I believe that culture shock is aptly named. Currently, I find myself experiencing it on two levels. The first is the obvious, text-book variety level – it is “shocking” to exist in a culture that is largely different from what you know and understand. I think this stems partly from the constant overload of information that your senses must absorb. In Canada, I am not constantly analyzing everything that I am doing, wondering if I am behaving appropriately, and struggling to speak the language. Often, days go by when I do not even consider the fact that I am indeed living in a culture. In Bangkok, however, culture is inescapable, and adds a new and complex dimension to life that is, at times, overwhelming.
The second dimension of culture shock is what I find to be especially interesting, particularly in my more self-absorbed moments. It is the fact that I am always shocked by culture shock. Although my international experiences have been short term, they have generally been long enough to give me a taste of culture shock. Each time, however, it comes as a fresh surprise. “Why do I feel so crappy?” I used to ask myself (now Todd is the lucky recipient of these rants). “I was so excited to come here. Why do I hate it right now?” Classic culture shock behaviour, and yet it still surprises me.

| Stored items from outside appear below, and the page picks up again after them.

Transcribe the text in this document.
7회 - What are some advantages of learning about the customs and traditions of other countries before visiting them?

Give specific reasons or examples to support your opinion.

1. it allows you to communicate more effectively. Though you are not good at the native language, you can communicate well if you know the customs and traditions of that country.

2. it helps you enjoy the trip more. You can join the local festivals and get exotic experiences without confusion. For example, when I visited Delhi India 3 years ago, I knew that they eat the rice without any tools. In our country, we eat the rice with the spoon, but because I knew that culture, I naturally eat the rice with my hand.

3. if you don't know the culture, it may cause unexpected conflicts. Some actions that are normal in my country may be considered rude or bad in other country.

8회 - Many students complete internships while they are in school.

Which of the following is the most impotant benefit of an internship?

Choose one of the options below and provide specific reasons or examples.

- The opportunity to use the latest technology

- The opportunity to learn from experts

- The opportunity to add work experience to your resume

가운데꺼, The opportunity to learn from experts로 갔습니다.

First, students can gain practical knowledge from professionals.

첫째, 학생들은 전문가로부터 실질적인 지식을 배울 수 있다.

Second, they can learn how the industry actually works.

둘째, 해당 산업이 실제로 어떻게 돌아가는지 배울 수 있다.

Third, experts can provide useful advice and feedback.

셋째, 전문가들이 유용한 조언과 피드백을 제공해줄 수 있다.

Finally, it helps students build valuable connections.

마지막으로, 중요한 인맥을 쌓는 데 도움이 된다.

I’ve spent the past 7 years (gaahhhhh!! My youth is gone!!) in the realms of academia, and if there is one thing that has been beaten into me, it is to question and analyze everything. This lesson is still fresh, and I find myself applying it to my adjustment process. It’s like an out of body experience, with Ruth The Academic analyzing Ruth The Emotional Spazz. “Now you’re going through Stage 1 (“I love it here! Everything here is amazing!”). Now you’re experiencing Stage 2 (“I hate everything! I’m sick of Thai food! Our apartment smells like garbage!”).” Currently, I am in a vaguely depressed stage – I’m no longer spazzing out, but I’m starting to miss my friends and family, my house and my University, and being able to blend in with the general population. This, too, is classic culture shock.
Even though I can analyze it, and step outside of it for a moment, it still blindsides me. It still shocks me.